Il y a une porosité des espaces et des formes. On l’entend y compris chez les membres les plus violents du cortège de tête, à savoir : on ne veut plus être derrière ces sonos moches, ces ballons moches. D’une certaine façon, on veut du beau, on veut être respecté.e.s. On veut vivre dans un monde sensible : on ne veut pas défiler derrière des slogans qui sont aussi moches que ceux de chez Carrefour, comme il est dit dans un des fragments rassemblés par Jef Klak 10. Ça fait le lien entre une certaine idée de la lutte de classes et une certaine idée de l’esthétique.

Il y a trois jours, je parlais dans un colloque sur le conflit politique organisé par le Collège international de philosophie : ça avait lieu au Théâtre de l’Échangeur, à Bagnolet. Beaucoup de choses se passent aujourd’hui dans des théâtres, souvent aussi dans des musées, parce qu’un certain type d’espaces critiques traditionnels n’existent plus. Ce n’est pas à l’Assemblée nationale qu’on parle politique, ce n’est pas non plus dans les organisations dites politiques. Ça se fait dans des lieux un peu kidnappés : la rue, une place, des agences Pôle emploi, que sais-je ? ou tout autre forme de bâtiment public occupé. Ça se passe aussi beaucoup dans des lieux de l’art qui sont souvent devenus des sortes d’espaces transitionnels. C’est ce qui s’est passé aujourd’hui.



 Notes
1. Cortège de tête/ une conférence imaginaire contre le réel. De et avec, Lisemarie, Reda, Abdel, Karim, Nicolas. Comment dans le brouillard des lacrymos, tout au fond de la nasse, se nouent les amitiés. Le réel s’ingéniait à ce que nos trajectoires jamais ne se croisent. Pourtant, chacun de notre côté, nous fabriquions l’instrument qui allait permettre nos rencontres : ce cortège bâtard qui déborde les syndicats, qui n’a pas de service d’ordre, que les flics nassent, qu’ils tabassent ; celui du black-block, celui qui part en manif sauvage, « Ahou ! » dans lequel tu ne peux pas marcher sans tes lunettes de piscine et qui prend l’apéro chez Valls. À base de textes écrits sur le vif, de souvenirs, de sons, nous raconterons cette fête. À l’instar de nos rencontres et de la bataille, qu’ensemble, encore, nous menons, notre geste sera inachevé. Nous chanterons la geste de ce cortège où se mélangent syndicalistes sincères, étudiants, chômeurs, lycéens… ce phénix sur lequel le pouvoir jette des grenades, non pas tant parce qu’il pète les banques qu’il est la brume où ceux qui ne devraient jamais se rencontrer se rencontrent.

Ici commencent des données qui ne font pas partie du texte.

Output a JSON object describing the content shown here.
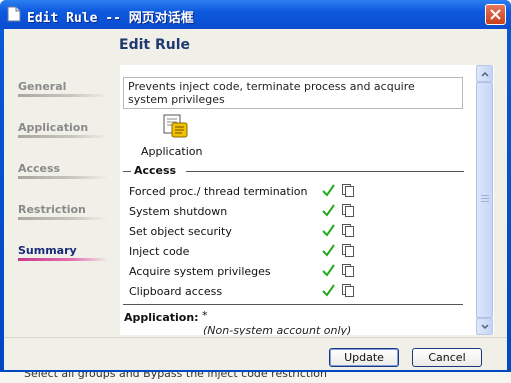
{
  "window": {
    "title": "Edit Rule -- 网页对话框"
  },
  "dialog": {
    "header_title": "Edit Rule"
  },
  "nav": {
    "items": [
      {
        "label": "General",
        "active": false
      },
      {
        "label": "Application",
        "active": false
      },
      {
        "label": "Access",
        "active": false
      },
      {
        "label": "Restriction",
        "active": false
      },
      {
        "label": "Summary",
        "active": true
      }
    ]
  },
  "summary": {
    "description": "Prevents inject code, terminate process and acquire system privileges",
    "app_icon": "application-icon",
    "app_label": "Application",
    "access_heading": "Access",
    "permissions": [
      {
        "label": "Forced proc./ thread termination",
        "allowed": true
      },
      {
        "label": "System shutdown",
        "allowed": true
      },
      {
        "label": "Set object security",
        "allowed": true
      },
      {
        "label": "Inject code",
        "allowed": true
      },
      {
        "label": "Acquire system privileges",
        "allowed": true
      },
      {
        "label": "Clipboard access",
        "allowed": true
      }
    ],
    "application_label": "Application:",
    "application_value": "*",
    "application_note": "(Non-system account only)"
  },
  "buttons": {
    "update": "Update",
    "cancel": "Cancel"
  },
  "background_text": "Select all groups and Bypass the inject code restriction",
  "colors": {
    "title_bar": "#0a4ccf",
    "header_text": "#1f3a70",
    "active_nav": "#c83c8c",
    "check": "#22aa22"
  }
}
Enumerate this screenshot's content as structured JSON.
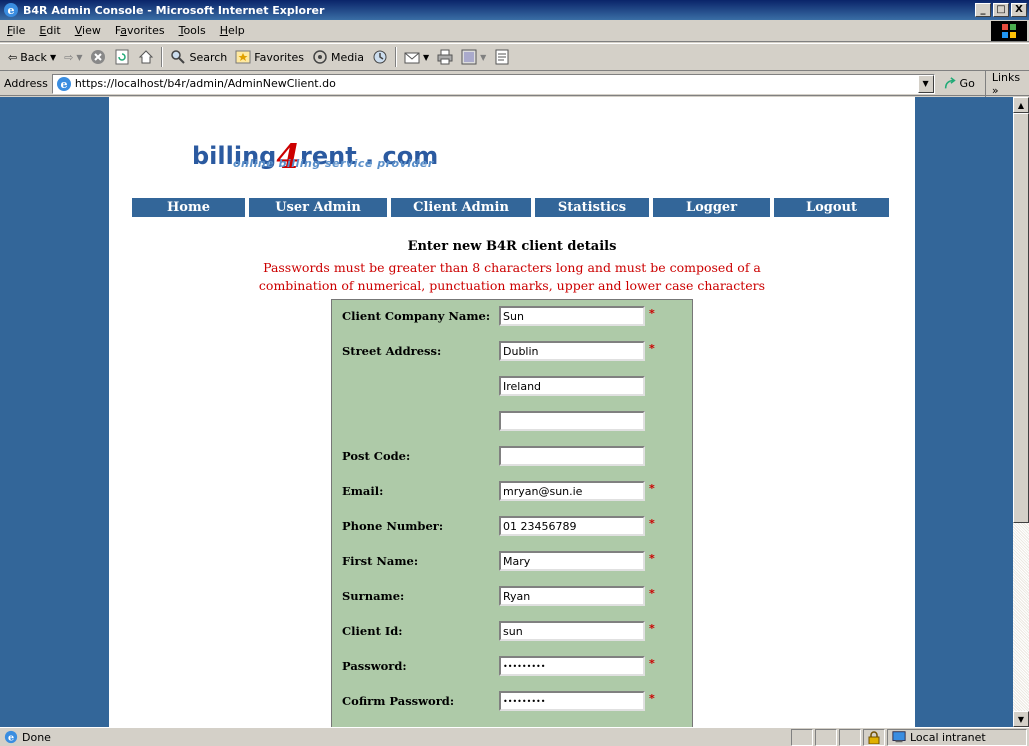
{
  "window": {
    "title": "B4R Admin Console - Microsoft Internet Explorer",
    "buttons": [
      "_",
      "□",
      "X"
    ]
  },
  "menu": {
    "items": [
      {
        "first": "F",
        "rest": "ile"
      },
      {
        "first": "E",
        "rest": "dit"
      },
      {
        "first": "V",
        "rest": "iew"
      },
      {
        "pre": "F",
        "first": "a",
        "rest": "vorites"
      },
      {
        "first": "T",
        "rest": "ools"
      },
      {
        "first": "H",
        "rest": "elp"
      }
    ]
  },
  "toolbar": {
    "back": "Back",
    "search": "Search",
    "favorites": "Favorites",
    "media": "Media"
  },
  "address": {
    "label": "Address",
    "url": "https://localhost/b4r/admin/AdminNewClient.do",
    "go": "Go",
    "links": "Links"
  },
  "logo": {
    "pre": "billing",
    "four": "4",
    "post": "rent . com",
    "tagline": "online billing service provider"
  },
  "nav": {
    "items": [
      "Home",
      "User Admin",
      "Client Admin",
      "Statistics",
      "Logger",
      "Logout"
    ]
  },
  "form": {
    "heading": "Enter new B4R client details",
    "warning_line1": "Passwords must be greater than 8 characters long and must be composed of a",
    "warning_line2": "combination of numerical, punctuation marks, upper and lower case characters",
    "required_mark": "*",
    "fields": [
      {
        "label": "Client Company Name:",
        "value": "Sun",
        "required": true
      },
      {
        "label": "Street Address:",
        "value": "Dublin",
        "required": true
      },
      {
        "label": "",
        "value": "Ireland",
        "required": false
      },
      {
        "label": "",
        "value": "",
        "required": false
      },
      {
        "label": "Post Code:",
        "value": "",
        "required": false
      },
      {
        "label": "Email:",
        "value": "mryan@sun.ie",
        "required": true
      },
      {
        "label": "Phone Number:",
        "value": "01 23456789",
        "required": true
      },
      {
        "label": "First Name:",
        "value": "Mary",
        "required": true
      },
      {
        "label": "Surname:",
        "value": "Ryan",
        "required": true
      },
      {
        "label": "Client Id:",
        "value": "sun",
        "required": true
      },
      {
        "label": "Password:",
        "value": "•••••••••",
        "required": true
      },
      {
        "label": "Cofirm Password:",
        "value": "•••••••••",
        "required": true
      }
    ]
  },
  "status": {
    "text": "Done",
    "zone": "Local intranet"
  },
  "colors": {
    "page_bg": "#336699",
    "nav_bg": "#336699",
    "form_bg": "#aecaa8",
    "warning": "#cc0000"
  }
}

2. La Nuit des prolétaires, « Pluriel », Hachette, 2012.
3. Dans Le Maître ignorant (« 10-18 », Fayard, 2004), Jacques Rancière rappelle l’expérience de Joseph Jacotot (1770-1840), professeur français à Louvain, dont les élèves flamands apprennent le français tout seuls à partir d’une édition bilingue de Télémaque, et qui en déduit une méthode d’enseignement dite du « maître ignorant ».
4. Lettre de Gabriel Gauny à Moïse Rétouret, 12 octobre 1833 .
5. « La transformation d’une jeunesse en deuil en jeunesse en lutte », 30 avril 2016, Propos recueillis par Joseph Confavreux.
6. La fabrique, 2005.
7. Galilée, 2004.
8. Luc Boltanski et Ève Chiapello, Gallimard, 1999.
9. Aisthésis, scènes du régime esthétique de l’art, Galilée, 2011.
10. « Une pensée pour les familles des vitrines. Paroles de manifestant.e.s masqué.e.s », Jef Klak nº 4 « Ch’val de Course ».